“How is the indwelling Spirit not relational?” – David Crabtree

The Grace of Walking in the Spirit

Being filled with the Holy Spirit was the same as being saved.

The New Testament church folk recognized the necessity of being saved, but they never asked the question, “Are you saved?” They would, however, ask, “Have you been filled with the Holy Spirit?” Being filled with the Holy Spirit meant that you were indeed saved.

While Apollos was at Corinth, Paul took the road through the interior and arrived at Ephesus. There he found some disciples and asked them, ‘Did you receive the Holy Spirit when you believed?’ They answered, ‘No, we have not even heard that there is a Holy Spirit.’

ACTS 19:1-2

The arrival of the Holy Spirit at Pentecost (Acts 2), with His obvious power and anointing, totally radicalized the thinking of the early believers. The Apostle Paul led the charge with fresh new teaching that highlighted the fact that the Holy Spirit was all believers needed to live an empowered, righteous life. Being “filled with the Spirit” was the identifying mark of a Christian. Therefore, being filled with the Spirit meant that one was a believer. Paul, much to the ire of the “traditionalists,” taught that one could be a Christian without being Jewish and without being an adherent to Law (Galatians and Romans). It is only through faith in Jesus and having the presence and power of the Holy Spirit that one is saved and enabled to live a righteous life. Grace both saves and empowers us. Radical!

“The law was brought in so that the trespass might increase. But where sin increased, grace increased all the more, so that, just as sin reigned in death, so also grace might reign through righteousness to bring eternal life through Jesus Christ our Lord.”

Romans 5:20-21

The problems with Law

Paul tells us that the Law is good (Rom 7), then tells us that believers are “not under the supervision of the Law.” (Gal 3:25). Is he contradicting himself? If we see the time of Law to be perpetual and eternal we will be forcing a contradiction. However, if we see the time of Law as Paul sees it, as being temporary, there’s no contradiction at all.

Paul sees the Law as having being “added” and having authority “until” Faith (Jesus) came. In other words, the Law ruled for a particular season and was a “baby sitter” for us until Jesus and the Holy Spirit arrived. Let’s have a look at Galatians 3.

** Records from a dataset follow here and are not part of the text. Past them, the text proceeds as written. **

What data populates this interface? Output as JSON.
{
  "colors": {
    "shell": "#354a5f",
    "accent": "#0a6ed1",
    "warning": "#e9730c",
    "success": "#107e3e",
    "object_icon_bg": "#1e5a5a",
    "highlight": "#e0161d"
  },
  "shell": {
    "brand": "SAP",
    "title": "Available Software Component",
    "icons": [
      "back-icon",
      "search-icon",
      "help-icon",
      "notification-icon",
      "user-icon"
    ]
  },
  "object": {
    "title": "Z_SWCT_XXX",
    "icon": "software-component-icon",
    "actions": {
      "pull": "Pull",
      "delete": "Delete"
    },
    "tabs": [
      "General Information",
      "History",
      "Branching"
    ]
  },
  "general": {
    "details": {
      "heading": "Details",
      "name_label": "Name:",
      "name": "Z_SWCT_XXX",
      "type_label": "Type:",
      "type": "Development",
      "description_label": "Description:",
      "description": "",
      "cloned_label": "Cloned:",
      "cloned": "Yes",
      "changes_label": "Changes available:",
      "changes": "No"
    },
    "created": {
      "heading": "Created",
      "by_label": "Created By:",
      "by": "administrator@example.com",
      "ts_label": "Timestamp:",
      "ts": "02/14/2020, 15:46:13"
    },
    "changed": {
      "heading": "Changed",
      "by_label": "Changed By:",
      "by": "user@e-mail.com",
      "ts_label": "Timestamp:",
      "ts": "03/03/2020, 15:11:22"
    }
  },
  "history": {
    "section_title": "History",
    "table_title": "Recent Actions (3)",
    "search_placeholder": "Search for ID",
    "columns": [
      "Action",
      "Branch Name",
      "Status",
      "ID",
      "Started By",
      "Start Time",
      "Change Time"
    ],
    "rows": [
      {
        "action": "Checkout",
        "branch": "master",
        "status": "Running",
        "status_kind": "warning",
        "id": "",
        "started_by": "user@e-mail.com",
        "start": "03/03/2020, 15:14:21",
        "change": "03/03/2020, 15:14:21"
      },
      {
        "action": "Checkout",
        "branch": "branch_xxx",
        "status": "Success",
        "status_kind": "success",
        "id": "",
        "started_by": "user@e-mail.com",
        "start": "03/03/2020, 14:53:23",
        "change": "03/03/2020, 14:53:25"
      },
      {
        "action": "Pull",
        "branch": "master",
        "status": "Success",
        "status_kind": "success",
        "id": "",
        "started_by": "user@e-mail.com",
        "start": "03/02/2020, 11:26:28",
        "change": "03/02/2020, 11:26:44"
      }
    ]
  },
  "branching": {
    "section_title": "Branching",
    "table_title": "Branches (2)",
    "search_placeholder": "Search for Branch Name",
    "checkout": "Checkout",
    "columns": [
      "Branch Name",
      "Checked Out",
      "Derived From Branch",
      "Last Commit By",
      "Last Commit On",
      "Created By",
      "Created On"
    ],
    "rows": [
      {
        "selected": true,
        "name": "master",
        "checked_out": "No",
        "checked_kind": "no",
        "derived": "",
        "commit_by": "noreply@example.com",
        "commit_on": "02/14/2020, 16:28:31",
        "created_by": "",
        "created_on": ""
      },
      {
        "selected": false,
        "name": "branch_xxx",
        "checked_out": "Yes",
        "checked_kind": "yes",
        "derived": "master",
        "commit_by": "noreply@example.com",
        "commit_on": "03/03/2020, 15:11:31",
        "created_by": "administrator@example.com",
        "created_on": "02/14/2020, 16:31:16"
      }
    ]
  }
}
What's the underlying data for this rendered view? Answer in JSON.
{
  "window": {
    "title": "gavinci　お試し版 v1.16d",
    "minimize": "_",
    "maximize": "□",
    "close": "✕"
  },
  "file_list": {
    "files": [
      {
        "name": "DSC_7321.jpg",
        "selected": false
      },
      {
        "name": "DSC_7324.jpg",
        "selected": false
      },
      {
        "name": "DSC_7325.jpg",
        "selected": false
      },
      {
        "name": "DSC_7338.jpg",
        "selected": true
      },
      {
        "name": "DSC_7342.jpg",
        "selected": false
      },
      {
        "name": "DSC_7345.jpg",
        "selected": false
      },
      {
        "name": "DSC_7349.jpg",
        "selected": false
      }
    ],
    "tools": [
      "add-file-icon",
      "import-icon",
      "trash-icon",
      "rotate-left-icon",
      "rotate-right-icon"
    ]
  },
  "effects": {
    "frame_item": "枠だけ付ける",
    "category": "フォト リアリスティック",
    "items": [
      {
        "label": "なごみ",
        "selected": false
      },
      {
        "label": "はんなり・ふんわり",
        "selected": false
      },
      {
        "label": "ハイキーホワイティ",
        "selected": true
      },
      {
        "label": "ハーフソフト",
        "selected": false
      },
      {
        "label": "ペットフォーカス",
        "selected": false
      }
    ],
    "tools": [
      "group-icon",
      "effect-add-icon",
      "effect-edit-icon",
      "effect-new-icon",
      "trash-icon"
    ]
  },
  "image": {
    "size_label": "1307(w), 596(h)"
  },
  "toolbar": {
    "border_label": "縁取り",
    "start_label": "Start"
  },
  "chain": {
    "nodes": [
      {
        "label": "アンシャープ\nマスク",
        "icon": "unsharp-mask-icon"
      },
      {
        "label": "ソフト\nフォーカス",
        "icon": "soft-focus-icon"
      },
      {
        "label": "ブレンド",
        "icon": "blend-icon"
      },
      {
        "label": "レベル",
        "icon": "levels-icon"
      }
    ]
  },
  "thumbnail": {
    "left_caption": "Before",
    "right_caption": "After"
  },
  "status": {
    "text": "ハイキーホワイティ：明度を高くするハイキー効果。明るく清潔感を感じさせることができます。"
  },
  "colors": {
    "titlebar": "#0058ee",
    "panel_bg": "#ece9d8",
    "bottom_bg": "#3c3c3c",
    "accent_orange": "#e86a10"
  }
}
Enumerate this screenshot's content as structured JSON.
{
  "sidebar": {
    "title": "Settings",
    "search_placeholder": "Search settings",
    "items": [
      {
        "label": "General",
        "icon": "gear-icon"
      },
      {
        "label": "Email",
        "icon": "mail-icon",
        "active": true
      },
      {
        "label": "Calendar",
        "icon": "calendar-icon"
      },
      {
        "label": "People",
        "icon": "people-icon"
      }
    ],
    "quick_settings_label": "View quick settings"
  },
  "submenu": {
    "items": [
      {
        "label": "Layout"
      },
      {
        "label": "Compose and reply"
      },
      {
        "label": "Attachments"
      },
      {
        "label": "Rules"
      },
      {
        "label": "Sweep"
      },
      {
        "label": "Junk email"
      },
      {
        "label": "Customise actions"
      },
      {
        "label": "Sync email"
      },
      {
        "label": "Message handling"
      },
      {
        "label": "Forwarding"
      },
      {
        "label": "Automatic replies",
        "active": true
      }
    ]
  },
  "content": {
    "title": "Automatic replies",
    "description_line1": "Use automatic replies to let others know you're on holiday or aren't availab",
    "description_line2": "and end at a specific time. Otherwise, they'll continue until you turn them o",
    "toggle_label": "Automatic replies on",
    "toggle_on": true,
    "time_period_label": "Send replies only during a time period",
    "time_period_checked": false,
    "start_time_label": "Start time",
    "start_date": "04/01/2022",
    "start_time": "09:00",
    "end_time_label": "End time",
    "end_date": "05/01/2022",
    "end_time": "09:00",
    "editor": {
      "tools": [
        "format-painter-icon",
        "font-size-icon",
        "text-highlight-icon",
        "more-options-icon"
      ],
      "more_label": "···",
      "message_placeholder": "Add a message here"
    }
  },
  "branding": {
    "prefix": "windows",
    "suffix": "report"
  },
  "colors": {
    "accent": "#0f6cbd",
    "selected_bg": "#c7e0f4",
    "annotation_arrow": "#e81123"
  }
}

“What I mean is this: The law, introduced 430 years later, does not set aside the covenant previously established by God and thus do away with the promise. For if the inheritance depends on the law, then it no longer depends on the promise; but God in his grace gave it to Abraham through a promise.
What, then, was the purpose of the law? It was added because of transgressions until the Seed to whom the promise referred had come.”

Galatians 3:17-19

“Is the law, therefore, opposed to the promises of God? Absolutely not! For if a law had been given that could impart life, then righteousness would certainly have come by the law. But Scripture has locked up everything under the control of sin, so that what was promised, being given through faith in Jesus Christ, might be given to those who believe…”

…Before the coming of this faith, we were held in custody under the law, locked up until the faith that was to come would be revealed. So the law was put in charge of us until Christ came that we might be justified by faith. Now that this faith has come, we are no longer under the supervision of the law.

Galatians 3:21-25

“Yet even if we do all the particular things God wants and explicitly commands us to do, we might still not be the person God would have us be. It is always true that “the letter kills, but the Spirit gives life” (2 Cor 3:6).
An obsession merely with doing all God commands may be the very thing that rules out being the kind of person that he calls us to be.”